Ultimately, the schools can always opt to take any revenue losses out of the hides of Olympic sports. The football beast must be fed ever-increasing amounts, even when college athletics is navigating a financial crisis. As my colleague Michael Rosenberg wrote last week, “College sports, purportedly a celebration of amateur athletics, are an exercise in big squashing little: large conferences whipping small ones, and revenue sports hogging resources from non-revenue sports.”
My stance in December was that the only way Texas could justify the money to fire Herman and his well-compensated staff was if it had Urban Meyer on the hook as the replacement. If you can bring in a national champion, make the move. If you’re firing a coach who improved the product over the previous regime (Herman was 32-18 in four seasons), the next guy has to be a slam dunk.
Instead, the next guy is Sark.
Will he work out? Maybe. If so, it’s a great redemption story for a guy who lost the USC job due to personal problems reportedly tied to alcohol use. And Sark has done exemplary work as Alabama’s OC, calling plays for what has become an offensive juggernaut. There is a reason the school bumped his pay to $2.5 million in 2020, highest of any offensive coordinator; Crimson tide coach Nick Saban valued his work that much.
But Sark has a career record of 46-35 at Washington and USC. His best season was going 9-4 with the Trojans in 2014, which by USC standards is somewhere between ho and hum. He’s never had a team finish a season ranked higher than 20th. He also was fired as offensive coordinator of the Atlanta Falcons in 2018.
That’s the guy triggering a $50 million decision?
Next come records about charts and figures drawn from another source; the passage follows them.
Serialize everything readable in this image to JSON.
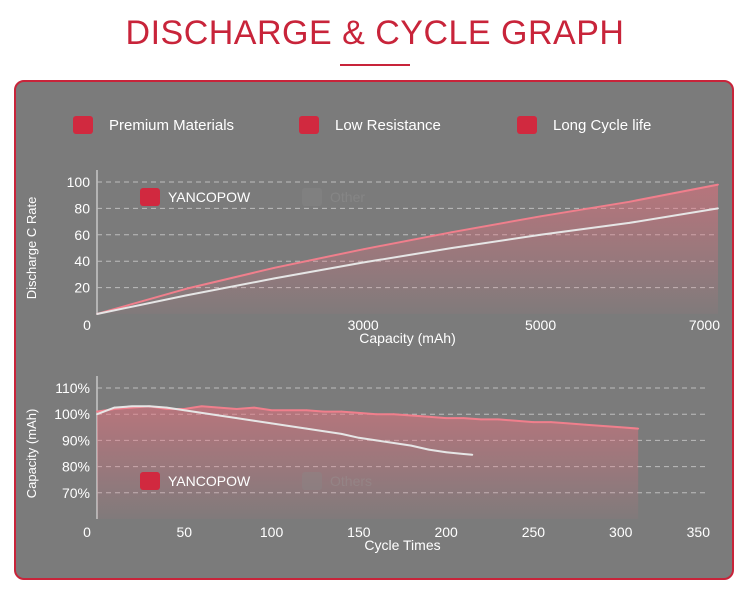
{
  "page": {
    "title": "DISCHARGE & CYCLE GRAPH",
    "accent_color": "#c8243a",
    "panel_color": "#7b7b7b"
  },
  "features": [
    {
      "label": "Premium Materials",
      "color": "#d1293f"
    },
    {
      "label": "Low Resistance",
      "color": "#d1293f"
    },
    {
      "label": "Long Cycle life",
      "color": "#d1293f"
    }
  ],
  "chart_data": [
    {
      "type": "line",
      "xlabel": "Capacity (mAh)",
      "ylabel": "Discharge C Rate",
      "xlim": [
        0,
        7000
      ],
      "ylim": [
        0,
        100
      ],
      "x_ticks": [
        "0",
        "3000",
        "5000",
        "7000"
      ],
      "x_tick_values": [
        0,
        3000,
        5000,
        7000
      ],
      "y_ticks": [
        "100",
        "80",
        "60",
        "40",
        "20"
      ],
      "y_tick_values": [
        100,
        80,
        60,
        40,
        20
      ],
      "grid": true,
      "legend": [
        {
          "label": "YANCOPOW",
          "color": "#d1293f"
        },
        {
          "label": "Other",
          "color": "#8a8a8a"
        }
      ],
      "series": [
        {
          "name": "YANCOPOW",
          "color": "#f07f8c",
          "x": [
            0,
            1000,
            2000,
            3000,
            4000,
            5000,
            6000,
            7000
          ],
          "y": [
            0,
            19,
            35,
            49,
            62,
            74,
            85,
            98
          ]
        },
        {
          "name": "Other",
          "color": "#e6e6e6",
          "x": [
            0,
            1000,
            2000,
            3000,
            4000,
            5000,
            6000,
            7000
          ],
          "y": [
            0,
            14,
            27,
            39,
            50,
            60,
            69,
            80
          ]
        }
      ]
    },
    {
      "type": "line",
      "xlabel": "Cycle Times",
      "ylabel": "Capacity (mAh)",
      "xlim": [
        0,
        350
      ],
      "ylim": [
        60,
        110
      ],
      "x_ticks": [
        "0",
        "50",
        "100",
        "150",
        "200",
        "250",
        "300",
        "350"
      ],
      "x_tick_values": [
        0,
        50,
        100,
        150,
        200,
        250,
        300,
        350
      ],
      "y_ticks": [
        "110%",
        "100%",
        "90%",
        "80%",
        "70%"
      ],
      "y_tick_values": [
        110,
        100,
        90,
        80,
        70
      ],
      "grid": true,
      "legend": [
        {
          "label": "YANCOPOW",
          "color": "#d1293f"
        },
        {
          "label": "Others",
          "color": "#8a8a8a"
        }
      ],
      "series": [
        {
          "name": "YANCOPOW",
          "color": "#f07f8c",
          "x": [
            0,
            10,
            20,
            30,
            40,
            50,
            60,
            70,
            80,
            90,
            100,
            110,
            120,
            130,
            140,
            150,
            160,
            170,
            180,
            190,
            200,
            210,
            220,
            230,
            240,
            250,
            260,
            270,
            280,
            290,
            300,
            310
          ],
          "y": [
            101,
            102,
            102.5,
            103,
            102,
            102,
            103,
            102.5,
            102,
            102.5,
            101.5,
            101.5,
            101.5,
            101,
            101,
            100.5,
            100,
            100,
            99.5,
            99,
            98.5,
            98.5,
            98,
            98,
            97.5,
            97,
            97,
            96.5,
            96,
            95.5,
            95,
            94.5
          ]
        },
        {
          "name": "Others",
          "color": "#e6e6e6",
          "x": [
            0,
            10,
            20,
            30,
            40,
            50,
            60,
            70,
            80,
            90,
            100,
            110,
            120,
            130,
            140,
            150,
            160,
            170,
            180,
            190,
            200,
            210,
            215
          ],
          "y": [
            100,
            102.5,
            103,
            103,
            102.5,
            101.5,
            100.5,
            99.5,
            98.5,
            97.5,
            96.5,
            95.5,
            94.5,
            93.5,
            92.5,
            91,
            90,
            89,
            88,
            86.5,
            85.5,
            84.8,
            84.5
          ]
        }
      ]
    }
  ]
}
Maybe at this stage of his life, Sarkisian is prepared to do his best work. He’s only 46 years old, and working under Saban is the best place both to rehab an image and learn how to lead a championship-level program. But anyone who says this is a sure thing is only guessing.
Once, Texas courted Saban. Then, it courted Meyer. Now, Texas is going to roll with Saban’s play caller and hope for the best.
Meanwhile, Texas has one other big move it needs to make this weekend: it needs to release the 18 December signees from their national letters of intent. They comprised the No. 18 class in the nation, according to SI All-American, and they were signed under false pretense regarding who would be their coach.
Maybe they’ll want to stay and play for the new regime. But maybe not. They should have every opportunity to pursue other options immediately after their bait-and-switch recruitment.
The tepid statement about Herman from Del Conte on Dec. 12 was almost assuredly as much about placating recruits and getting them signed as anything else. He issued it five days before signing day. In retrospect, it’s an incredibly cynical move.
Now those recruits have gotten an early indoctrination into College Sports Inc., where there is never enough money to adequately compensate the players but always enough to buy out a coach who isn’t winning enough.